Le fanfullicchie sono Caramelle di zucchero aromatizzate, attorcigliate su se stesse e colorate, vengono vendute il 2 novembre davanti ai cimiteri salentini, per la gioia dei bambini pugliesi, il dolce tipico della festività dei morti nel bellissimo Salento.

In Abruzzo, oltre all’usanza di lasciare il tavolo da pranzo apparecchiato, si lasciano dei lumini accesi alla finestra, tanti quante sono le anime care, e i bimbi si mandano a dormire con un cartoccio di fave dolci e confetti come simbolo di legame tra le generazioni passate e quelle presenti. Le ossa di morto sono biscotti di consistenza dura che hanno la forma allungata a somiglianza di un dito di una persona. La pizza di magro viene realizzata con la farina lievitata e impastata con peperoni arrosto ed alici sotto sale. Si racconta che le anime dei cari estinti si ripresentassero nelle loro case, alle prime ore del primo novembre, abbandonando temporaneamente l’oltretomba. Per offrire loro ristoro e per rendere omaggio durante queste visite, i parenti apparecchiavano la tavola dei morti con pasta all’uovo, una coscia di pollo, della zucca, vino e gassosa. E’ come se i defunti dovessero accomodarsi in compagnia dei loro parenti ancora in vita. Infatti, gli anziani, si svegliavano nelle prime ore della notte e consumavano questo cibo.

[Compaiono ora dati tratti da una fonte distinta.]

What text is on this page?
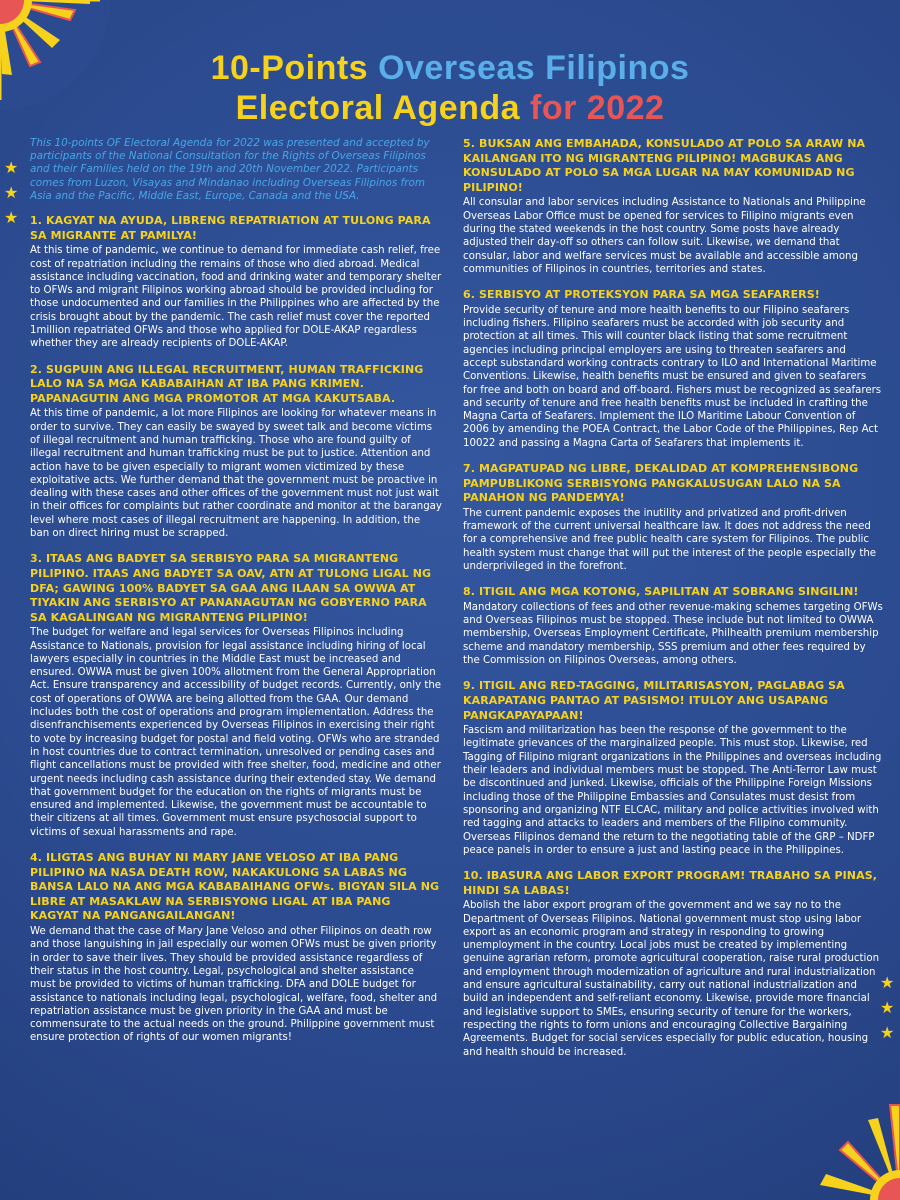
★
★
★
★
★
★
10-Points Overseas Filipinos
Electoral Agenda for 2022

This 10-points OF Electoral Agenda for 2022 was presented and accepted by participants of the National Consultation for the Rights of Overseas Filipinos and their Families held on the 19th and 20th November 2022. Participants comes from Luzon, Visayas and Mindanao including Overseas Filipinos from Asia and the Pacific, Middle East, Europe, Canada and the USA.

1. KAGYAT NA AYUDA, LIBRENG REPATRIATION AT TULONG PARA SA MIGRANTE AT PAMILYA!

At this time of pandemic, we continue to demand for immediate cash relief, free cost of repatriation including the remains of those who died abroad. Medical assistance including vaccination, food and drinking water and temporary shelter to OFWs and migrant Filipinos working abroad should be provided including for those undocumented and our families in the Philippines who are affected by the crisis brought about by the pandemic. The cash relief must cover the reported 1million repatriated OFWs and those who applied for DOLE-AKAP regardless whether they are already recipients of DOLE-AKAP.

2. SUGPUIN ANG ILLEGAL RECRUITMENT, HUMAN TRAFFICKING LALO NA SA MGA KABABAIHAN AT IBA PANG KRIMEN. PAPANAGUTIN ANG MGA PROMOTOR AT MGA KAKUTSABA.

At this time of pandemic, a lot more Filipinos are looking for whatever means in order to survive. They can easily be swayed by sweet talk and become victims of illegal recruitment and human trafficking. Those who are found guilty of illegal recruitment and human trafficking must be put to justice. Attention and action have to be given especially to migrant women victimized by these exploitative acts. We further demand that the government must be proactive in dealing with these cases and other offices of the government must not just wait in their offices for complaints but rather coordinate and monitor at the barangay level where most cases of illegal recruitment are happening. In addition, the ban on direct hiring must be scrapped.

3. ITAAS ANG BADYET SA SERBISYO PARA SA MIGRANTENG PILIPINO. ITAAS ANG BADYET SA OAV, ATN AT TULONG LIGAL NG DFA; GAWING 100% BADYET SA GAA ANG ILAAN SA OWWA AT TIYAKIN ANG SERBISYO AT PANANAGUTAN NG GOBYERNO PARA SA KAGALINGAN NG MIGRANTENG PILIPINO!

The budget for welfare and legal services for Overseas Filipinos including Assistance to Nationals, provision for legal assistance including hiring of local lawyers especially in countries in the Middle East must be increased and ensured. OWWA must be given 100% allotment from the General Appropriation Act. Ensure transparency and accessibility of budget records. Currently, only the cost of operations of OWWA are being allotted from the GAA. Our demand includes both the cost of operations and program implementation. Address the disenfranchisements experienced by Overseas Filipinos in exercising their right to vote by increasing budget for postal and field voting. OFWs who are stranded in host countries due to contract termination, unresolved or pending cases and flight cancellations must be provided with free shelter, food, medicine and other urgent needs including cash assistance during their extended stay. We demand that government budget for the education on the rights of migrants must be ensured and implemented. Likewise, the government must be accountable to their citizens at all times. Government must ensure psychosocial support to victims of sexual harassments and rape.

4. ILIGTAS ANG BUHAY NI MARY JANE VELOSO AT IBA PANG PILIPINO NA NASA DEATH ROW, NAKAKULONG SA LABAS NG BANSA LALO NA ANG MGA KABABAIHANG OFWs. BIGYAN SILA NG LIBRE AT MASAKLAW NA SERBISYONG LIGAL AT IBA PANG KAGYAT NA PANGANGAILANGAN!

We demand that the case of Mary Jane Veloso and other Filipinos on death row and those languishing in jail especially our women OFWs must be given priority in order to save their lives. They should be provided assistance regardless of their status in the host country. Legal, psychological and shelter assistance must be provided to victims of human trafficking. DFA and DOLE budget for assistance to nationals including legal, psychological, welfare, food, shelter and repatriation assistance must be given priority in the GAA and must be commensurate to the actual needs on the ground. Philippine government must ensure protection of rights of our women migrants!

5. BUKSAN ANG EMBAHADA, KONSULADO AT POLO SA ARAW NA KAILANGAN ITO NG MIGRANTENG PILIPINO! MAGBUKAS ANG KONSULADO AT POLO SA MGA LUGAR NA MAY KOMUNIDAD NG PILIPINO!

All consular and labor services including Assistance to Nationals and Philippine Overseas Labor Office must be opened for services to Filipino migrants even during the stated weekends in the host country. Some posts have already adjusted their day-off so others can follow suit. Likewise, we demand that consular, labor and welfare services must be available and accessible among communities of Filipinos in countries, territories and states.

6. SERBISYO AT PROTEKSYON PARA SA MGA SEAFARERS!

Provide security of tenure and more health benefits to our Filipino seafarers including fishers. Filipino seafarers must be accorded with job security and protection at all times. This will counter black listing that some recruitment agencies including principal employers are using to threaten seafarers and accept substandard working contracts contrary to ILO and International Maritime Conventions. Likewise, health benefits must be ensured and given to seafarers for free and both on board and off-board. Fishers must be recognized as seafarers and security of tenure and free health benefits must be included in crafting the Magna Carta of Seafarers. Implement the ILO Maritime Labour Convention of 2006 by amending the POEA Contract, the Labor Code of the Philippines, Rep Act 10022 and passing a Magna Carta of Seafarers that implements it.

7. MAGPATUPAD NG LIBRE, DEKALIDAD AT KOMPREHENSIBONG PAMPUBLIKONG SERBISYONG PANGKALUSUGAN LALO NA SA PANAHON NG PANDEMYA!

The current pandemic exposes the inutility and privatized and profit-driven framework of the current universal healthcare law. It does not address the need for a comprehensive and free public health care system for Filipinos. The public health system must change that will put the interest of the people especially the underprivileged in the forefront.

8. ITIGIL ANG MGA KOTONG, SAPILITAN AT SOBRANG SINGILIN!

Mandatory collections of fees and other revenue-making schemes targeting OFWs and Overseas Filipinos must be stopped. These include but not limited to OWWA membership, Overseas Employment Certificate, Philhealth premium membership scheme and mandatory membership, SSS premium and other fees required by the Commission on Filipinos Overseas, among others.

9. ITIGIL ANG RED-TAGGING, MILITARISASYON, PAGLABAG SA KARAPATANG PANTAO AT PASISMO! ITULOY ANG USAPANG PANGKAPAYAPAAN!

Fascism and militarization has been the response of the government to the legitimate grievances of the marginalized people. This must stop. Likewise, red Tagging of Filipino migrant organizations in the Philippines and overseas including their leaders and individual members must be stopped. The Anti-Terror Law must be discontinued and junked. Likewise, officials of the Philippine Foreign Missions including those of the Philippine Embassies and Consulates must desist from sponsoring and organizing NTF ELCAC, military and police activities involved with red tagging and attacks to leaders and members of the Filipino community. Overseas Filipinos demand the return to the negotiating table of the GRP – NDFP peace panels in order to ensure a just and lasting peace in the Philippines.

10. IBASURA ANG LABOR EXPORT PROGRAM! TRABAHO SA PINAS, HINDI SA LABAS!

Abolish the labor export program of the government and we say no to the Department of Overseas Filipinos. National government must stop using labor export as an economic program and strategy in responding to growing unemployment in the country. Local jobs must be created by implementing genuine agrarian reform, promote agricultural cooperation, raise rural production and employment through modernization of agriculture and rural industrialization and ensure agricultural sustainability, carry out national industrialization and build an independent and self-reliant economy. Likewise, provide more financial and legislative support to SMEs, ensuring security of tenure for the workers, respecting the rights to form unions and encouraging Collective Bargaining Agreements. Budget for social services especially for public education, housing and health should be increased.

Chiudiamo con un sorriso che ci arriva da Napoli e dal suo proverbiale sarcasmo distribuito anche nell’arte pasticcera. Si parla infatti di torrone. Ma nella versione proposta in questa ricorrenza il torrone non è morbido e non c’è traccia di miele nell’impasto. L’ingrediente comune è infatti il cioccolato con le sue varianti: al caffè, al gianduia o alla crema di nocciole. Il dolce viene servito a fette e per l’associazione irriverente a una cassa da morto viene chiamato esplicitamente O’ Morticiello.

Le nostre tradizioni affondano le loro radici in culture antiche, nella storia e nei riti più antichi ed è un peccato che si si facciano propri costumi che non ci appartengono, mirati al consumo più che a ogni altra cosa dimenticando ciò che è nostro e frutto di cultura millenaria.